Nika berjalan dengan acuh tidak mempedulikan keberadaan sosok yang di cintai nya itu di depan matanya, sesaat dia bersisian Nika tidak mampu melihat kerah Ghifari. Rasanya Nika ingin menghentikan waktu saat ini, dan melihat Ghifari sepuasnya tidak lagi yang hanya memandangnya dari jauh.

Tiba-tiba seorang gadis cantik datang dan langsung bergelayut manja di tangan Ghifari, melihat itu membuat hati Nika sangat sakit dan segera berjalan dengan cepat menuju kelasnya. Tidak lagi ingin melihat aktivitas yang di lakukan Ghifari dengan wanita itu, itu sangat membuat hati nya sesak.
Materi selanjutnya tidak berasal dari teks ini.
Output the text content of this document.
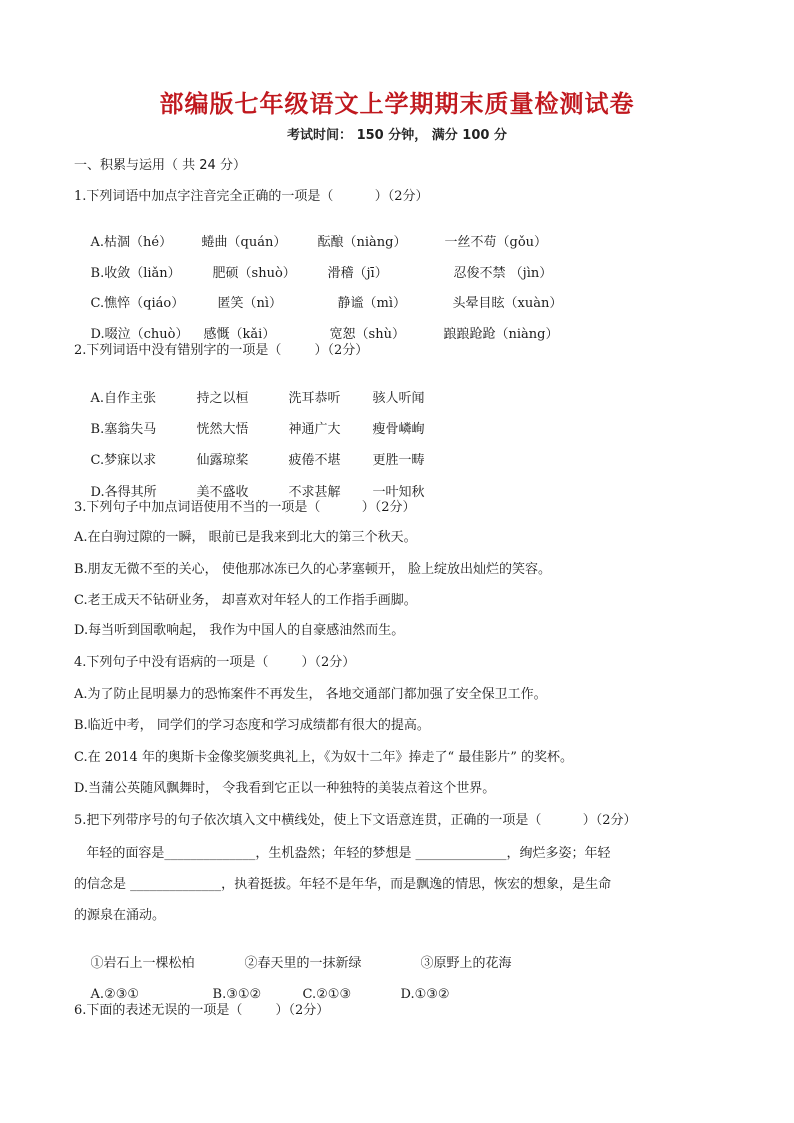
部编版七年级语文上学期期末质量检测试卷
考试时间： 150 分钟， 满分 100 分
一、积累与运用（ 共 24 分）
1.下列词语中加点字注音完全正确的一项是（          ）（2分）

A.枯涸（hé） 蜷曲（quán） 酝酿（niàng）	一丝不苟（gǒu）

B.收敛（liǎn） 肥硕（shuò） 滑稽（jī）	忍俊不禁 （jìn）

C.憔悴（qiáo）	匿笑（nì）	静谧（mì）	头晕目眩（xuàn）

D.啜泣（chuò） 感慨（kǎi）	宽恕（shù）	踉踉跄跄（niàng）

2.下列词语中没有错别字的一项是（        ）（2分）

A.自作主张	持之以桓	洗耳恭听 骇人听闻

B.塞翁失马	恍然大悟	神通广大 瘦骨嶙峋

C.梦寐以求	仙露琼桨	疲倦不堪 更胜一畴

D.各得其所	美不盛收	不求甚解 一叶知秋

3.下列句子中加点词语使用不当的一项是（          ）（2分）
A.在白驹过隙的一瞬， 眼前已是我来到北大的第三个秋天。
B.朋友无微不至的关心， 使他那冰冻已久的心茅塞顿开， 脸上绽放出灿烂的笑容。
C.老王成天不钻研业务， 却喜欢对年轻人的工作指手画脚。
D.每当听到国歌响起， 我作为中国人的自豪感油然而生。
4.下列句子中没有语病的一项是（        ）（2分）
A.为了防止昆明暴力的恐怖案件不再发生， 各地交通部门都加强了安全保卫工作。
B.临近中考， 同学们的学习态度和学习成绩都有很大的提高。
C.在 2014 年的奥斯卡金像奖颁奖典礼上，《为奴十二年》捧走了“ 最佳影片” 的奖杯。
D.当蒲公英随风飘舞时， 令我看到它正以一种独特的美装点着这个世界。
5.把下列带序号的句子依次填入文中横线处，使上下文语意连贯，正确的一项是（          ）（2分）
年轻的面容是______________，生机盎然；年轻的梦想是 ______________，绚烂多姿；年轻
的信念是 ______________，执着挺拔。年轻不是年华，而是飘逸的情思，恢宏的想象，是生命
的源泉在涌动。

①岩石上一棵松柏	②春天里的一抹新绿	③原野上的花海

A.②③①	B.③①②	C.②①③	D.①③②

6.下面的表述无误的一项是（        ）（2分）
Haruskah Nika membuang perasaanya dengan suka rela, Dia pun ingin memperjuangkan perasaannya tapi apa daya Nika terlalu takut untuk dekat dengan ghifari. Dia benar benar di buat bimbang, tapi sisi lain dalam dirinya ingin mempertahankan perasaannya tapi sampai kapan dia ingin seperti ini. Menunggu Ghifari menyadari perasaannya pun itu hal yang mustahil sebab dia pun tidak pernah menunjukkan perasaannya pada pria itu.

Seandainya membuang perasaan itu semudah membuang sampah ke tong sampah, sudah Nika lakukan sejak dahulu sebelum hatinya sudah sangat di penuhi dengan pria yang bernama Ghifari itu. Rasanya sangat sulit lepas dari perasaannya sendiri, seolah-olah rasanya dia sudah di ikat dengan perasaannya sendiri.